Retail
One of the more predominant economic indicators used to determine the health of an economy around the world is the retail sales indicator. This is simply a number that indicates the volume of sales that consumers purchased in dollars, and then they compare that to the volume of purchases for the same period the previous year. The increase or decrease is indicated in a percentage, and that is reported as the retail sales indicator. Some people confuse this with the consumer confidence index, but the consumer confidence index involves the analysis of sales and how much money is being saved in banks versus being spent among other factors.It is easy to say that a negative retail sales indicator is a bad thing and a positive percentage is a good thing, but in reality it is not quite that simple. A retail sales indicator can be positive but if it is not what financial experts were expecting, or if it is not ahead of the pace of the previous few years, then it can be a sign of bad news. A negative retail sales indicator is really bad news, and it is usually the sign that the economy is shrinking or possibly in recession. Retail sales numbers are cyclical like any other economic indicators, and the severity of the bad news can depend on the time of year.

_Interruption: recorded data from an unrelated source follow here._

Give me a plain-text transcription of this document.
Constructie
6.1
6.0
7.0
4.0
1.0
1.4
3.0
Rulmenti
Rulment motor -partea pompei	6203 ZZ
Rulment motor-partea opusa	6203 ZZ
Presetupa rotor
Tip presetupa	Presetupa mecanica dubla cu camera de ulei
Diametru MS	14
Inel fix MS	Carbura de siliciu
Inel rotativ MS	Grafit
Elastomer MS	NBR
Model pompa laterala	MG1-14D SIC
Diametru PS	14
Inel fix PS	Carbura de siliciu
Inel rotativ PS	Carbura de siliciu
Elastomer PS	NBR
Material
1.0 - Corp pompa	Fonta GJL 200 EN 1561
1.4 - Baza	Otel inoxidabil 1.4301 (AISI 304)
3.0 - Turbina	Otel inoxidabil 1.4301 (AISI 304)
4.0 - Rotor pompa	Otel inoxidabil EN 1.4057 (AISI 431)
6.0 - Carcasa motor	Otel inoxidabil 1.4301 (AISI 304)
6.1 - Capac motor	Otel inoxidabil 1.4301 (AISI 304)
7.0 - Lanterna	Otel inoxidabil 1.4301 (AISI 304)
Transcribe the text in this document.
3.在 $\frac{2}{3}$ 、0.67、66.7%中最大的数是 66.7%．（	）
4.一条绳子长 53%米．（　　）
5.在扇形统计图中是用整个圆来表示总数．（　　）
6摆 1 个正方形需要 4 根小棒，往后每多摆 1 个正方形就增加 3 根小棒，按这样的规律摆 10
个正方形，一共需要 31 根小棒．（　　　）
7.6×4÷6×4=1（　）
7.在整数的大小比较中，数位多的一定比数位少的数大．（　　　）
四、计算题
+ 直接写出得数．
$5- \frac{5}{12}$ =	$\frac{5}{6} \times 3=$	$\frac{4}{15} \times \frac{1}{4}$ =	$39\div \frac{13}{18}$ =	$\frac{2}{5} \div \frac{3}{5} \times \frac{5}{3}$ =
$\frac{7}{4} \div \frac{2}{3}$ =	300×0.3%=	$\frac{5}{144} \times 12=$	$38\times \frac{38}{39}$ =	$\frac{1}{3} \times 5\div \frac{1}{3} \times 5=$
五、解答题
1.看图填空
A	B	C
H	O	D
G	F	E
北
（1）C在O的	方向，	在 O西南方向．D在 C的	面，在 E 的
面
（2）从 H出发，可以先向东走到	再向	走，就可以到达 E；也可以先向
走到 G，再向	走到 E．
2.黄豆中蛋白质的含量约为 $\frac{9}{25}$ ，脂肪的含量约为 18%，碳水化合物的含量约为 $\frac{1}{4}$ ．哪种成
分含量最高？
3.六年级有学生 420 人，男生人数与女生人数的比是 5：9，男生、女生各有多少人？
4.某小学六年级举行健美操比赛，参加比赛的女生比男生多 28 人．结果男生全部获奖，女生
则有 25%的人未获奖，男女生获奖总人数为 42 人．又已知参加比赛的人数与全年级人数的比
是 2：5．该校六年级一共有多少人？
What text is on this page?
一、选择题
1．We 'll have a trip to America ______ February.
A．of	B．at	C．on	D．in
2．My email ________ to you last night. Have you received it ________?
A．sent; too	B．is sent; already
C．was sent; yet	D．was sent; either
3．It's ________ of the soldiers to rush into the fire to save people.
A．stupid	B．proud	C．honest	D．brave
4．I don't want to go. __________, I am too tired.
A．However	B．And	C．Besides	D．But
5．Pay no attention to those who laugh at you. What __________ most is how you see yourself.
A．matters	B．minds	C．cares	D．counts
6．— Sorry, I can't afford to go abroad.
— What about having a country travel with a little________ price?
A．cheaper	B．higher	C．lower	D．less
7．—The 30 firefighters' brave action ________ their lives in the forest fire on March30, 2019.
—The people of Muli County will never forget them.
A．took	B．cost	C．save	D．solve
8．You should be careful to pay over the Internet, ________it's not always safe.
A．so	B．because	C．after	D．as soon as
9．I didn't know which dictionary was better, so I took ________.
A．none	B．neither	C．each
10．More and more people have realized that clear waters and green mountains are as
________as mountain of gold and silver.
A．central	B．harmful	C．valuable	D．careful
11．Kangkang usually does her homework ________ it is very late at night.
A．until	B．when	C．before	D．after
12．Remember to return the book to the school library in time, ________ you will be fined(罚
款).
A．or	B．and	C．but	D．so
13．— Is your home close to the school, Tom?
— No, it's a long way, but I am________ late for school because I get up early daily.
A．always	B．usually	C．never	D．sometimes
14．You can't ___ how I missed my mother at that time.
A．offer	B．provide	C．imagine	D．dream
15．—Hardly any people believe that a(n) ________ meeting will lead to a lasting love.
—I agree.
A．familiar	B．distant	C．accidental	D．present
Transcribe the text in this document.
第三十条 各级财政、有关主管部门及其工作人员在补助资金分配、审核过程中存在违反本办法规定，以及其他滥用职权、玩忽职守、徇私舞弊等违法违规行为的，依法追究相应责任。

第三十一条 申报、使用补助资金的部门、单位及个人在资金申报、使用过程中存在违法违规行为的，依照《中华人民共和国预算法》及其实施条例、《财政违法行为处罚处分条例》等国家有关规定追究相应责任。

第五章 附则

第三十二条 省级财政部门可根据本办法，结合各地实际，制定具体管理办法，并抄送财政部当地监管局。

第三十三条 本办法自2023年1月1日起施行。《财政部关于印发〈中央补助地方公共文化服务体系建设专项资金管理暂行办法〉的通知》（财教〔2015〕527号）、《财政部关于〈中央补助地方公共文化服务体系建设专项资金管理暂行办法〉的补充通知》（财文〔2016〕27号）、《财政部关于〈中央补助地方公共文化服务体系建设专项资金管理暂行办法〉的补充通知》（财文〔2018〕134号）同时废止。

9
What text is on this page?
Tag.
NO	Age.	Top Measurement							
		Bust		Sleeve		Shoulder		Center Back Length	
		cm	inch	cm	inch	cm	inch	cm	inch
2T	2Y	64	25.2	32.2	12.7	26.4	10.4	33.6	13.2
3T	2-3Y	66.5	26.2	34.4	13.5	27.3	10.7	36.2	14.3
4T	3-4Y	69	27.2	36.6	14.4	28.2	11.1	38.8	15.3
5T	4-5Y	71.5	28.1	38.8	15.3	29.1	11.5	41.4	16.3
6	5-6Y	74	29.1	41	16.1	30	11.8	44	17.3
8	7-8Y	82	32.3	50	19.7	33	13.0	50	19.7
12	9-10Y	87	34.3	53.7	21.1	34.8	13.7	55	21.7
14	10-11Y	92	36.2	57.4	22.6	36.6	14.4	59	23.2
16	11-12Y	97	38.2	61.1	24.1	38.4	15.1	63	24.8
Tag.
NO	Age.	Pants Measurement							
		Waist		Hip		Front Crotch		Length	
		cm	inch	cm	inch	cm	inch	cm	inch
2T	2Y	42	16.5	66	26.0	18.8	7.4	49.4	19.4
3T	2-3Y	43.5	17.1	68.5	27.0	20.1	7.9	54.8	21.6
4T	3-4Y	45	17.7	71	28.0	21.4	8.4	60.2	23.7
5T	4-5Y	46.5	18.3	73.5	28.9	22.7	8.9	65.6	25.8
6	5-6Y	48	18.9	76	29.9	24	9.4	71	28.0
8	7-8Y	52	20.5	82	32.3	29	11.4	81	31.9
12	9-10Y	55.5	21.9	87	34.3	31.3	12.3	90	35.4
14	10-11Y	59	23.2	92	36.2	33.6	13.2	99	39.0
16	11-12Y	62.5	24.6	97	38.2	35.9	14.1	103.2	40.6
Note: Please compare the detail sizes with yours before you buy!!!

It is not uncommon for a year’s online games for free worth of bad retail news to get offset by a good Christmas holiday season. Many retailers rely on the holiday season almost exclusively to make a profit for the year, and if the holiday season is slow for retail sales then that means bad news all around the retail sector. That is why so many retail companies put so much advertising and create so many pricing specials for the holiday season. It is possible for a retail store to make for a bad year with one good holiday sales push.